The UI has a lot of useful features. Play around and find everything.
Now when you finished, you can close the tab and quit the docker from the taskbar.
When you need to open it again, just open the Docker Desktop and click http://localhost:3000

How to load a gguf model downloaded from Hugging Face in Ollama

Now you may have gguf models downloaded with LM Studio, or direct from Hugging Face, right? You can load this in Ollama.

Save the gguf file in a dedicated folder. I have a gguf file gemma-2b-it-q8_0.gguf and I saved it in the path E:\AI\lmstudio-ai\gemma-2b-it-GGUF
Now create a note file in the same directory and type the following.
FROM E:\AI\lmstudio-ai\gemma-2b-it-GGUF\gemma-2b-it-q8_0.gguf
Save the file as a text (file name must be Modelfile)and remove the extension (Press F2 and remove the .txt).
Now you have two files in that directory, right?
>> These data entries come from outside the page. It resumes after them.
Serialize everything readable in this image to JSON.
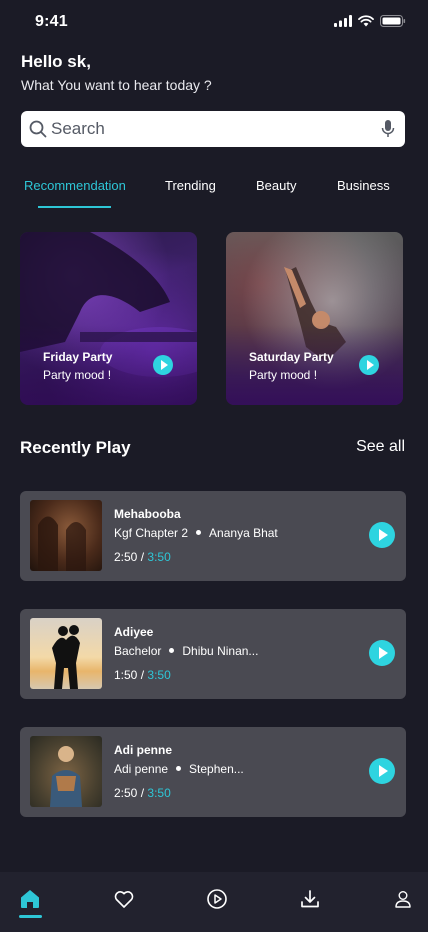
{
  "status": {
    "time": "9:41"
  },
  "header": {
    "greeting": "Hello sk,",
    "subtitle": "What You want to hear today ?"
  },
  "search": {
    "placeholder": "Search"
  },
  "tabs": [
    {
      "label": "Recommendation",
      "active": true
    },
    {
      "label": "Trending",
      "active": false
    },
    {
      "label": "Beauty",
      "active": false
    },
    {
      "label": "Business",
      "active": false
    }
  ],
  "featured": [
    {
      "title": "Friday Party",
      "subtitle": "Party mood !"
    },
    {
      "title": "Saturday Party",
      "subtitle": "Party mood !"
    }
  ],
  "recent": {
    "title": "Recently Play",
    "see_all": "See all",
    "items": [
      {
        "title": "Mehabooba",
        "album": "Kgf Chapter 2",
        "artist": "Ananya Bhat",
        "elapsed": "2:50",
        "separator": "/",
        "duration": "3:50"
      },
      {
        "title": "Adiyee",
        "album": "Bachelor",
        "artist": "Dhibu Ninan...",
        "elapsed": "1:50",
        "separator": "/",
        "duration": "3:50"
      },
      {
        "title": "Adi penne",
        "album": "Adi penne",
        "artist": "Stephen...",
        "elapsed": "2:50",
        "separator": "/",
        "duration": "3:50"
      }
    ]
  },
  "nav": {
    "items": [
      "home-icon",
      "heart-icon",
      "play-circle-icon",
      "download-icon",
      "user-icon"
    ],
    "active": "home-icon"
  },
  "colors": {
    "background": "#1b1b26",
    "accent": "#2ec6d6",
    "card": "#4a4a52",
    "nav": "#22222e"
  }
}
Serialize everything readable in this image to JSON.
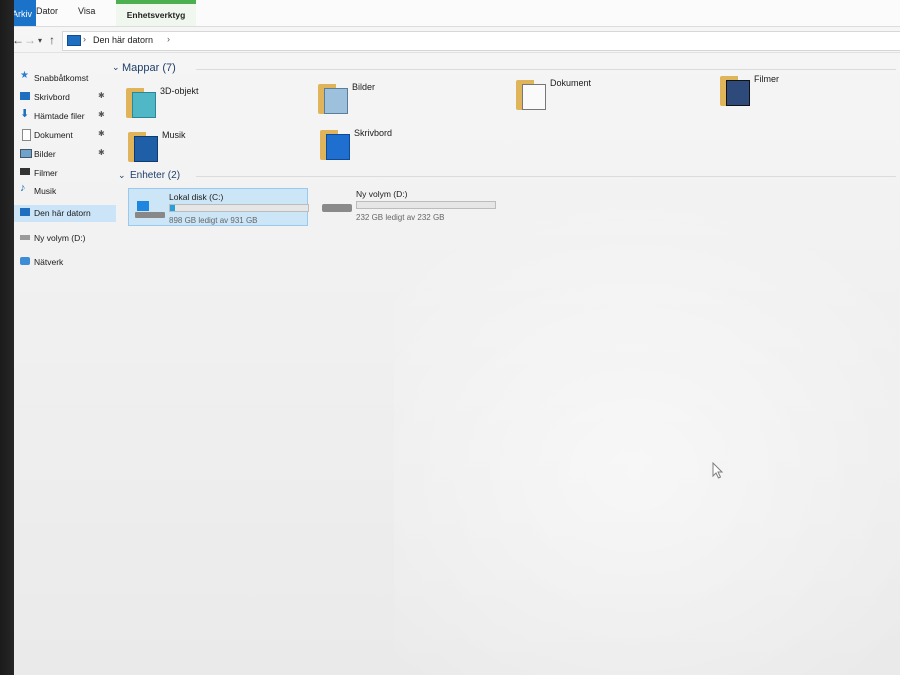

One is a gguf file and the other is a file without any extension and named Modelfile.
While you’re in the folder where these files are stored, right-click and select Open in Terminal. This will open a Terminal that is now ready to do things in this directory, nothing complicated.
Now the final part, type ollama create gemma-2b-it -f Modelfile
Just remember that gemma-2b-it in the above command is a name I gave, you can change it to your model name. It will create a model and you can run it like usual. Type and enter Ollama list to see the available models. It will be available in the Open WebUI too. Just play around.

I’m waiting for smaller models or ones that can be configured to our specific needs online and downloaded in smaller sizes. I believe future devices will focus on this, making the process easier.

Please note: Running LLMs locally is a process of huge power consumption and the laptop will produce more heat than usual. So, for very simple things, use any cloud-based AI services. My current recommendations are Claude and Perplexity.

I’m happy that all this is possible now and all we need is more optimization to run it smoothly and efficiently. There will be many use cases like talking to a computer in real-time and getting appropriate answers even when the internet is not available, handling with a company, or personally sensitive data, etc.